Entender a ordem social, porém, se apresenta como um desafio maior. Sem o
desígnio divino, dever-se-ia encontrar as leis naturais que regem a sociedade. Como
Schumpeter (1968: 19) aponta, “o mundo social, antes considerado como um mistério ou,
ao contrário como algo evidente, surgiu, desde então como um problema intelectual a ser
estudado pelos meios naturais, e não pelos sobrenaturais.” Para além de um homem que
procura entender os fenômenos da natureza através da razão, temos um homem que se
insere nessa natureza e tem que se definir ao mesmo tempo como analista e como objeto.
Se existia uma ordem natural, a sociedade não estaria isenta dela, e se os homens eram
membros únicos desta sociedade, eles mesmos deveriam ser incorporados como objetos
para compreender esta ordem.
Era inescapável analisar o homem, defini-lo, entender as suas vontades, ações, para
em seguida entender o mundo social. É exatamente devido a isto que nossos autores
enxergam no Renascimento o início do processo de construção de uma ideia de homem que
daria as bases dos desenvolvimentos posteriores e que culminariam no conceito de Homo
Economicus. Nesse aspecto, Maquiavel assume um posto de destaque como inaugurador da
visão de homem da modernidade.
Maquiavel: Interesses e Paixões do “homem como ele realmente é”
Este admirável mundo novo do Renascimento necessitava de uma maneira inovadora de
pensar o homem e a ordem social.
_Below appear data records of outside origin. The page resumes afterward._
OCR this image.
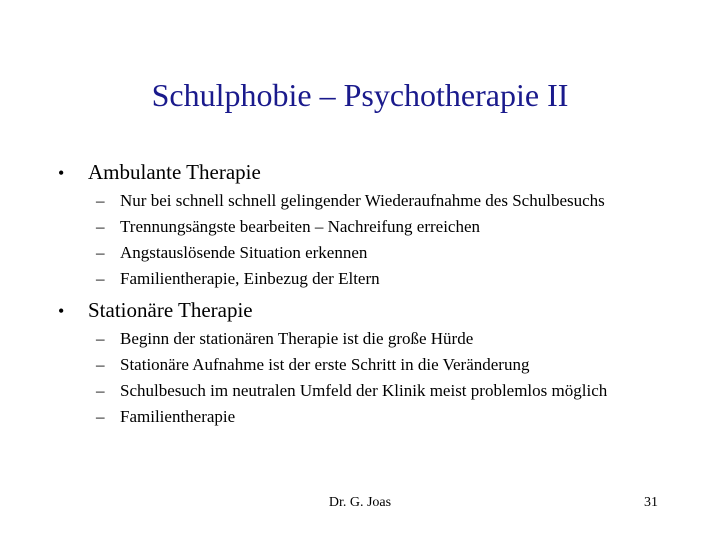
Schulphobie – Psychotherapie II
•	Ambulante Therapie
– Nur bei schnell schnell gelingender Wiederaufnahme des Schulbesuchs
– Trennungsängste bearbeiten – Nachreifung erreichen
– Angstauslösende Situation erkennen
– Familientherapie, Einbezug der Eltern
•	Stationäre Therapie
– Beginn der stationären Therapie ist die große Hürde
– Stationäre Aufnahme ist der erste Schritt in die Veränderung
– Schulbesuch im neutralen Umfeld der Klinik meist problemlos möglich
– Familientherapie
Dr. G. Joas	31
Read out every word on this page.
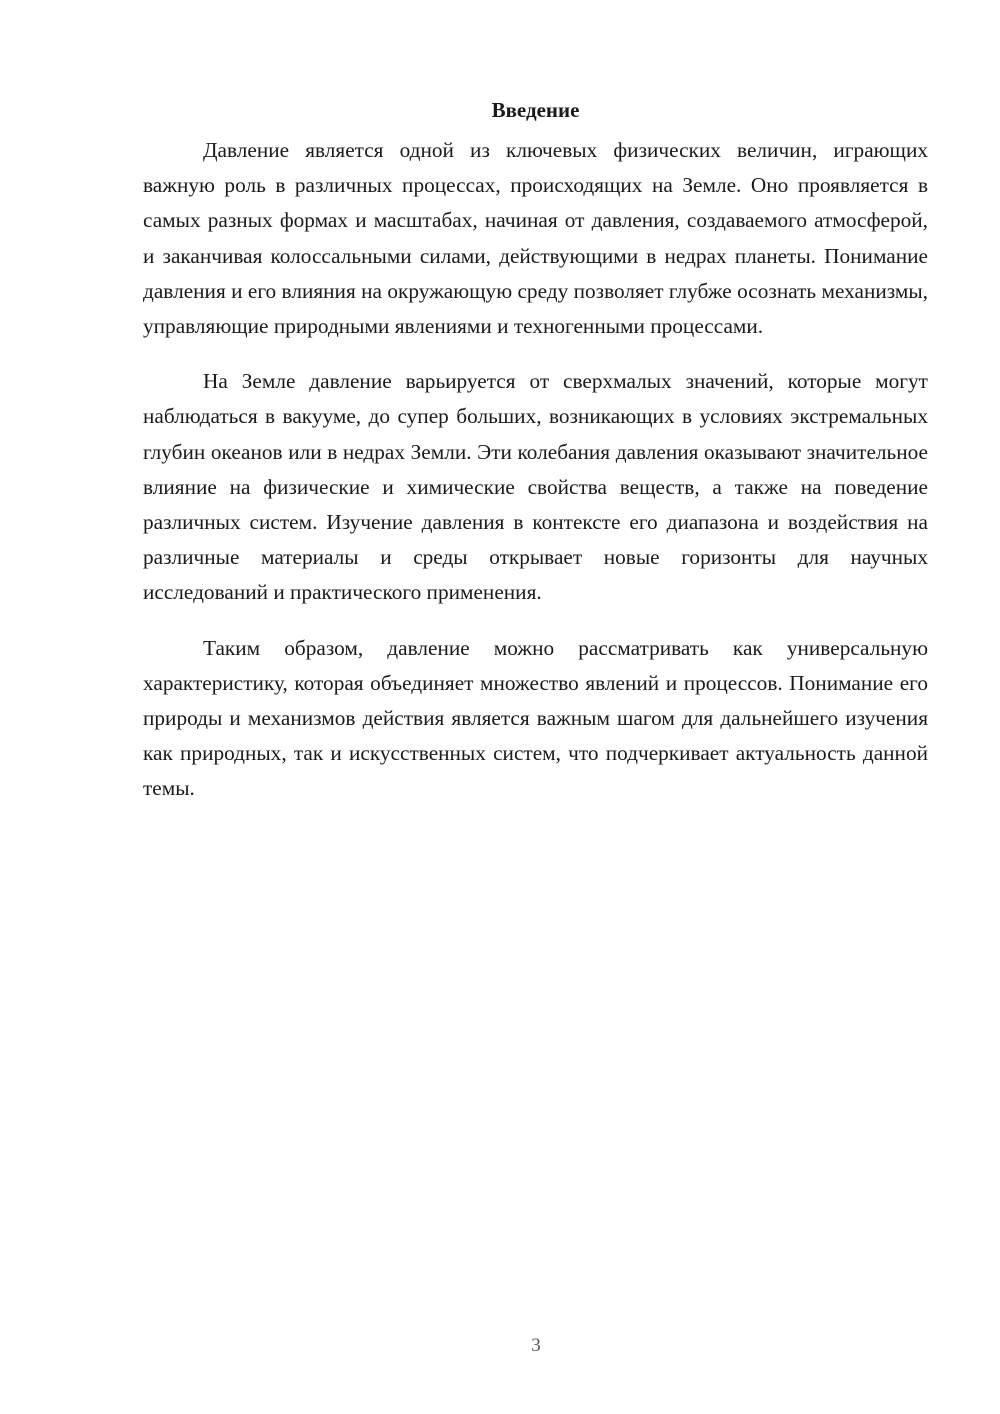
Введение

Давление является одной из ключевых физических величин, играющих важную роль в различных процессах, происходящих на Земле. Оно проявляется в самых разных формах и масштабах, начиная от давления, создаваемого атмосферой, и заканчивая колоссальными силами, действующими в недрах планеты. Понимание давления и его влияния на окружающую среду позволяет глубже осознать механизмы, управляющие природными явлениями и техногенными процессами.

На Земле давление варьируется от сверхмалых значений, которые могут наблюдаться в вакууме, до супер больших, возникающих в условиях экстремальных глубин океанов или в недрах Земли. Эти колебания давления оказывают значительное влияние на физические и химические свойства веществ, а также на поведение различных систем. Изучение давления в контексте его диапазона и воздействия на различные материалы и среды открывает новые горизонты для научных исследований и практического применения.

Таким образом, давление можно рассматривать как универсальную характеристику, которая объединяет множество явлений и процессов. Понимание его природы и механизмов действия является важным шагом для дальнейшего изучения как природных, так и искусственных систем, что подчеркивает актуальность данной темы.

3
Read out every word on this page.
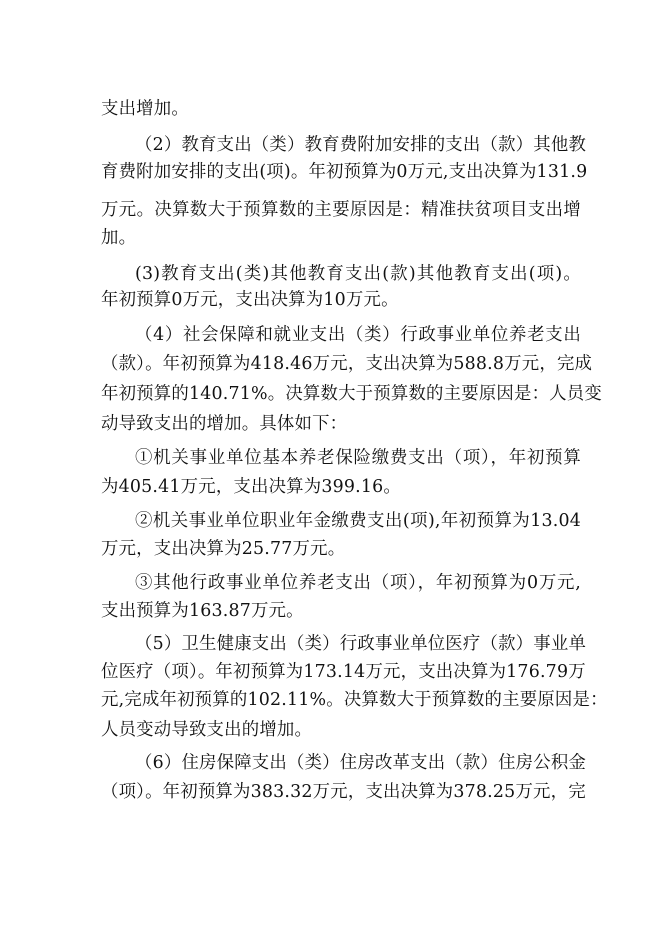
支出增加。
（2）教育支出（类）教育费附加安排的支出（款）其他教
育费附加安排的支出(项)。年初预算为0万元,支出决算为131.9
万元。决算数大于预算数的主要原因是：精准扶贫项目支出增
加。
(3)教育支出(类)其他教育支出(款)其他教育支出(项)。
年初预算0万元，支出决算为10万元。
（4）社会保障和就业支出（类）行政事业单位养老支出
（款）。年初预算为418.46万元，支出决算为588.8万元，完成
年初预算的140.71%。决算数大于预算数的主要原因是：人员变
动导致支出的增加。具体如下：
①机关事业单位基本养老保险缴费支出（项），年初预算
为405.41万元，支出决算为399.16。
②机关事业单位职业年金缴费支出(项),年初预算为13.04
万元，支出决算为25.77万元。
③其他行政事业单位养老支出（项），年初预算为0万元,
支出预算为163.87万元。
（5）卫生健康支出（类）行政事业单位医疗（款）事业单
位医疗（项）。年初预算为173.14万元，支出决算为176.79万
元,完成年初预算的102.11%。决算数大于预算数的主要原因是：
人员变动导致支出的增加。
（6）住房保障支出（类）住房改革支出（款）住房公积金
（项）。年初预算为383.32万元，支出决算为378.25万元，完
Nesse sentido, o pensamento de Nicolau Maquiavel
(1469-1527) é apontado por economistas, filósofos e cientistas políticos, como o marco de
fundação da teoria política moderna.51
Ele inaugurou uma forma de teorização social que
repercute até os nossos dias.
Maquiavel era filho de um advogado ligado a círculos humanistas florentinos e
entrou na vida pública em 1498 como segundo chanceler da República de Florença.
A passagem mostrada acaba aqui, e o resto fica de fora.